Thursday, January 22, 2015

Eurozone QE - making a bad problem worse?

So after much gnashing of teeth the ECB has finally capitulated and is going to start buying government bonds from the market in a desperate attempt to be seen doing something useful. 
Of course they have swallowed the line that somehow this is going to increase bank lending across the continent and generate a 'wealth effect'. Of course it isn't because they have their causalities completely the wrong way around. 
However the string pushing will no doubt continue until morale improves.
But there is an 'interesting' artefact about to happen due to the way they are planning on structuring their purchases.…
3spoken
Eurozone QE - making a bad problem worse?
Neil Wilson

3 comments:

Matt Franko said...

Neil breaks down the distributional aspects of this form of fiscal drag (ie QE) based on the ECB capitalization and sovereign rates.... nice work Neil.....

sths said...

So 60 billion a month means 720 a year. ECB capital subscription for Germany is 18% and Greece 2%.

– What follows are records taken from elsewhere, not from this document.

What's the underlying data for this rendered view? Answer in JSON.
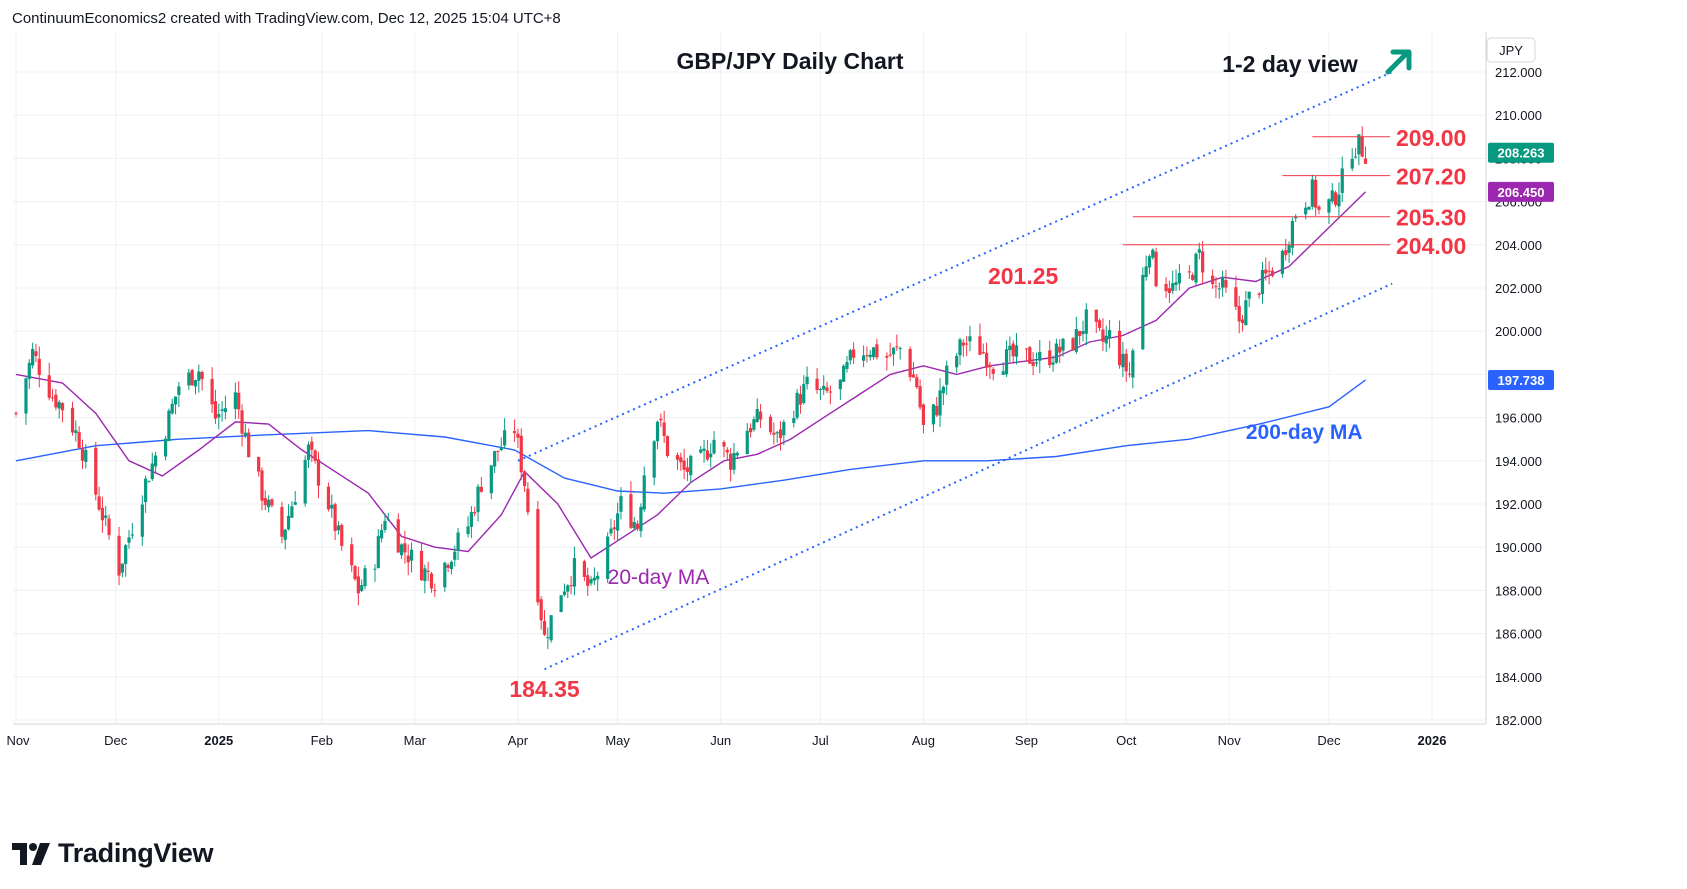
{
  "header": {
    "attribution": "ContinuumEconomics2 created with TradingView.com, Dec 12, 2025 15:04 UTC+8"
  },
  "footer": {
    "brand": "TradingView"
  },
  "colors": {
    "up": "#089981",
    "down": "#f23645",
    "level": "#f23645",
    "ma20": "#9c27b0",
    "ma200": "#2962ff",
    "channel": "#2962ff",
    "arrow": "#089981",
    "grid": "#eef0f3",
    "axis_text": "#131722"
  },
  "chart_data": {
    "type": "candlestick",
    "title": "GBP/JPY Daily Chart",
    "view_label": "1-2 day view",
    "view_direction": "up",
    "currency_label": "JPY",
    "ylim": [
      182,
      213
    ],
    "y_ticks": [
      "212.000",
      "210.000",
      "208.000",
      "206.000",
      "204.000",
      "202.000",
      "200.000",
      "198.000",
      "196.000",
      "194.000",
      "192.000",
      "190.000",
      "188.000",
      "186.000",
      "184.000",
      "182.000"
    ],
    "x_ticks": [
      {
        "label": "Nov",
        "date": "2024-11-01"
      },
      {
        "label": "Dec",
        "date": "2024-12-01"
      },
      {
        "label": "2025",
        "date": "2025-01-01"
      },
      {
        "label": "Feb",
        "date": "2025-02-01"
      },
      {
        "label": "Mar",
        "date": "2025-03-01"
      },
      {
        "label": "Apr",
        "date": "2025-04-01"
      },
      {
        "label": "May",
        "date": "2025-05-01"
      },
      {
        "label": "Jun",
        "date": "2025-06-01"
      },
      {
        "label": "Jul",
        "date": "2025-07-01"
      },
      {
        "label": "Aug",
        "date": "2025-08-01"
      },
      {
        "label": "Sep",
        "date": "2025-09-01"
      },
      {
        "label": "Oct",
        "date": "2025-10-01"
      },
      {
        "label": "Nov",
        "date": "2025-11-01"
      },
      {
        "label": "Dec",
        "date": "2025-12-01"
      },
      {
        "label": "2026",
        "date": "2026-01-01"
      }
    ],
    "price_path": [
      [
        "2024-11-01",
        196.2
      ],
      [
        "2024-11-06",
        199.0
      ],
      [
        "2024-11-12",
        197.0
      ],
      [
        "2024-11-15",
        196.5
      ],
      [
        "2024-11-20",
        195.0
      ],
      [
        "2024-11-25",
        192.5
      ],
      [
        "2024-11-28",
        191.0
      ],
      [
        "2024-12-02",
        189.0
      ],
      [
        "2024-12-06",
        191.0
      ],
      [
        "2024-12-10",
        193.0
      ],
      [
        "2024-12-16",
        195.5
      ],
      [
        "2024-12-20",
        197.5
      ],
      [
        "2024-12-26",
        198.2
      ],
      [
        "2024-12-31",
        196.0
      ],
      [
        "2025-01-06",
        197.0
      ],
      [
        "2025-01-10",
        194.5
      ],
      [
        "2025-01-14",
        192.5
      ],
      [
        "2025-01-20",
        190.5
      ],
      [
        "2025-01-24",
        192.5
      ],
      [
        "2025-01-28",
        194.5
      ],
      [
        "2025-02-03",
        192.0
      ],
      [
        "2025-02-07",
        190.0
      ],
      [
        "2025-02-12",
        188.0
      ],
      [
        "2025-02-17",
        189.5
      ],
      [
        "2025-02-20",
        191.5
      ],
      [
        "2025-02-25",
        190.0
      ],
      [
        "2025-03-03",
        189.0
      ],
      [
        "2025-03-07",
        188.5
      ],
      [
        "2025-03-11",
        189.5
      ],
      [
        "2025-03-17",
        191.0
      ],
      [
        "2025-03-21",
        193.0
      ],
      [
        "2025-03-26",
        194.5
      ],
      [
        "2025-03-31",
        195.5
      ],
      [
        "2025-04-03",
        193.0
      ],
      [
        "2025-04-07",
        188.0
      ],
      [
        "2025-04-09",
        185.8
      ],
      [
        "2025-04-14",
        188.0
      ],
      [
        "2025-04-18",
        189.0
      ],
      [
        "2025-04-23",
        188.0
      ],
      [
        "2025-04-28",
        190.0
      ],
      [
        "2025-05-02",
        192.0
      ],
      [
        "2025-05-07",
        191.0
      ],
      [
        "2025-05-09",
        193.5
      ],
      [
        "2025-05-13",
        196.0
      ],
      [
        "2025-05-16",
        194.5
      ],
      [
        "2025-05-21",
        193.5
      ],
      [
        "2025-05-26",
        194.0
      ],
      [
        "2025-05-30",
        195.0
      ],
      [
        "2025-06-04",
        194.0
      ],
      [
        "2025-06-09",
        195.5
      ],
      [
        "2025-06-13",
        196.0
      ],
      [
        "2025-06-18",
        195.0
      ],
      [
        "2025-06-23",
        196.5
      ],
      [
        "2025-06-27",
        197.5
      ],
      [
        "2025-07-02",
        197.0
      ],
      [
        "2025-07-07",
        197.5
      ],
      [
        "2025-07-11",
        199.0
      ],
      [
        "2025-07-16",
        199.2
      ],
      [
        "2025-07-21",
        198.8
      ],
      [
        "2025-07-25",
        199.2
      ],
      [
        "2025-07-30",
        197.5
      ],
      [
        "2025-08-01",
        195.5
      ],
      [
        "2025-08-05",
        196.5
      ],
      [
        "2025-08-08",
        198.0
      ],
      [
        "2025-08-13",
        199.5
      ],
      [
        "2025-08-18",
        199.2
      ],
      [
        "2025-08-22",
        198.5
      ],
      [
        "2025-08-27",
        198.8
      ],
      [
        "2025-09-01",
        198.8
      ],
      [
        "2025-09-05",
        198.7
      ],
      [
        "2025-09-10",
        199.0
      ],
      [
        "2025-09-15",
        199.5
      ],
      [
        "2025-09-19",
        200.5
      ],
      [
        "2025-09-24",
        199.5
      ],
      [
        "2025-09-26",
        199.8
      ],
      [
        "2025-09-30",
        198.5
      ],
      [
        "2025-10-02",
        198.0
      ],
      [
        "2025-10-06",
        202.5
      ],
      [
        "2025-10-08",
        204.0
      ],
      [
        "2025-10-10",
        202.5
      ],
      [
        "2025-10-15",
        202.0
      ],
      [
        "2025-10-20",
        202.5
      ],
      [
        "2025-10-23",
        203.5
      ],
      [
        "2025-10-27",
        202.0
      ],
      [
        "2025-10-30",
        202.0
      ],
      [
        "2025-11-04",
        200.5
      ],
      [
        "2025-11-07",
        201.5
      ],
      [
        "2025-11-12",
        202.5
      ],
      [
        "2025-11-17",
        203.5
      ],
      [
        "2025-11-21",
        205.5
      ],
      [
        "2025-11-26",
        206.5
      ],
      [
        "2025-11-28",
        205.5
      ],
      [
        "2025-12-02",
        206.0
      ],
      [
        "2025-12-05",
        207.0
      ],
      [
        "2025-12-08",
        208.5
      ],
      [
        "2025-12-10",
        208.6
      ],
      [
        "2025-12-12",
        208.263
      ]
    ],
    "ma20": {
      "label": "20-day MA",
      "last_value": "206.450",
      "points": [
        [
          "2024-11-01",
          198.0
        ],
        [
          "2024-11-15",
          197.6
        ],
        [
          "2024-11-25",
          196.2
        ],
        [
          "2024-12-05",
          194.0
        ],
        [
          "2024-12-15",
          193.3
        ],
        [
          "2024-12-26",
          194.5
        ],
        [
          "2025-01-06",
          195.8
        ],
        [
          "2025-01-16",
          195.7
        ],
        [
          "2025-01-26",
          194.5
        ],
        [
          "2025-02-05",
          193.5
        ],
        [
          "2025-02-15",
          192.5
        ],
        [
          "2025-02-25",
          190.5
        ],
        [
          "2025-03-07",
          190.0
        ],
        [
          "2025-03-17",
          189.8
        ],
        [
          "2025-03-27",
          191.5
        ],
        [
          "2025-04-03",
          193.5
        ],
        [
          "2025-04-13",
          192.0
        ],
        [
          "2025-04-23",
          189.5
        ],
        [
          "2025-05-03",
          190.5
        ],
        [
          "2025-05-13",
          191.5
        ],
        [
          "2025-05-23",
          193.0
        ],
        [
          "2025-06-02",
          194.0
        ],
        [
          "2025-06-12",
          194.3
        ],
        [
          "2025-06-22",
          195.0
        ],
        [
          "2025-07-02",
          196.0
        ],
        [
          "2025-07-12",
          197.0
        ],
        [
          "2025-07-22",
          198.0
        ],
        [
          "2025-08-01",
          198.4
        ],
        [
          "2025-08-11",
          198.0
        ],
        [
          "2025-08-21",
          198.4
        ],
        [
          "2025-08-31",
          198.6
        ],
        [
          "2025-09-10",
          198.8
        ],
        [
          "2025-09-20",
          199.5
        ],
        [
          "2025-09-30",
          199.8
        ],
        [
          "2025-10-10",
          200.5
        ],
        [
          "2025-10-20",
          202.0
        ],
        [
          "2025-10-30",
          202.5
        ],
        [
          "2025-11-09",
          202.3
        ],
        [
          "2025-11-19",
          203.0
        ],
        [
          "2025-11-29",
          204.5
        ],
        [
          "2025-12-12",
          206.45
        ]
      ]
    },
    "ma200": {
      "label": "200-day MA",
      "last_value": "197.738",
      "points": [
        [
          "2024-11-01",
          194.0
        ],
        [
          "2024-11-25",
          194.7
        ],
        [
          "2024-12-20",
          195.0
        ],
        [
          "2025-01-15",
          195.2
        ],
        [
          "2025-02-15",
          195.4
        ],
        [
          "2025-03-10",
          195.1
        ],
        [
          "2025-03-31",
          194.5
        ],
        [
          "2025-04-15",
          193.2
        ],
        [
          "2025-05-01",
          192.6
        ],
        [
          "2025-05-15",
          192.5
        ],
        [
          "2025-06-01",
          192.7
        ],
        [
          "2025-06-20",
          193.1
        ],
        [
          "2025-07-10",
          193.6
        ],
        [
          "2025-08-01",
          194.0
        ],
        [
          "2025-08-20",
          194.0
        ],
        [
          "2025-09-10",
          194.2
        ],
        [
          "2025-10-01",
          194.7
        ],
        [
          "2025-10-20",
          195.0
        ],
        [
          "2025-11-10",
          195.7
        ],
        [
          "2025-12-01",
          196.5
        ],
        [
          "2025-12-12",
          197.74
        ]
      ]
    },
    "channel": [
      {
        "from": [
          "2025-04-01",
          194.0
        ],
        "to": [
          "2025-12-20",
          212.0
        ]
      },
      {
        "from": [
          "2025-04-09",
          184.35
        ],
        "to": [
          "2025-12-20",
          202.2
        ]
      }
    ],
    "levels": [
      {
        "label": "209.00",
        "value": 209.0,
        "from": "2025-11-26"
      },
      {
        "label": "207.20",
        "value": 207.2,
        "from": "2025-11-17"
      },
      {
        "label": "205.30",
        "value": 205.3,
        "from": "2025-10-03"
      },
      {
        "label": "204.00",
        "value": 204.0,
        "from": "2025-09-30"
      }
    ],
    "annotations": [
      {
        "text": "201.25",
        "date": "2025-08-31",
        "value": 201.25
      },
      {
        "text": "184.35",
        "date": "2025-04-09",
        "value": 184.35
      }
    ],
    "last_price": "208.263",
    "grid": true
  }
}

So Germany will get 130 billion and Greece will get 14.4 Billion.

German 10 year interest rate is 0.54% which means they will pay ECB 702 million.

Greece 10 year interest rate is 9.22% which means they will pay ECB 1.3 billion.


Sorry if this is a dumb question but is this what Neil is saying?

NeilW said...

All the NCBs have to buy bonds in proportion as far as I can tell from the limited amount of data the ECB is putting out.

So that means it is the same as if the ECB had bought the whole amount.

The income the ECB gets from Greece is proportionally more than from Germany for the set amount of money deployed in that area.

What they should have done is targeted the German rate for the 10 year bond across the Eurozone and bought all the others to force the rates to harmonise. That would mean Germany sells mostly to private sellers and everybody else sells proportionally to the ECB.

But they're still reading from the monetarist bible, so don't get it yet.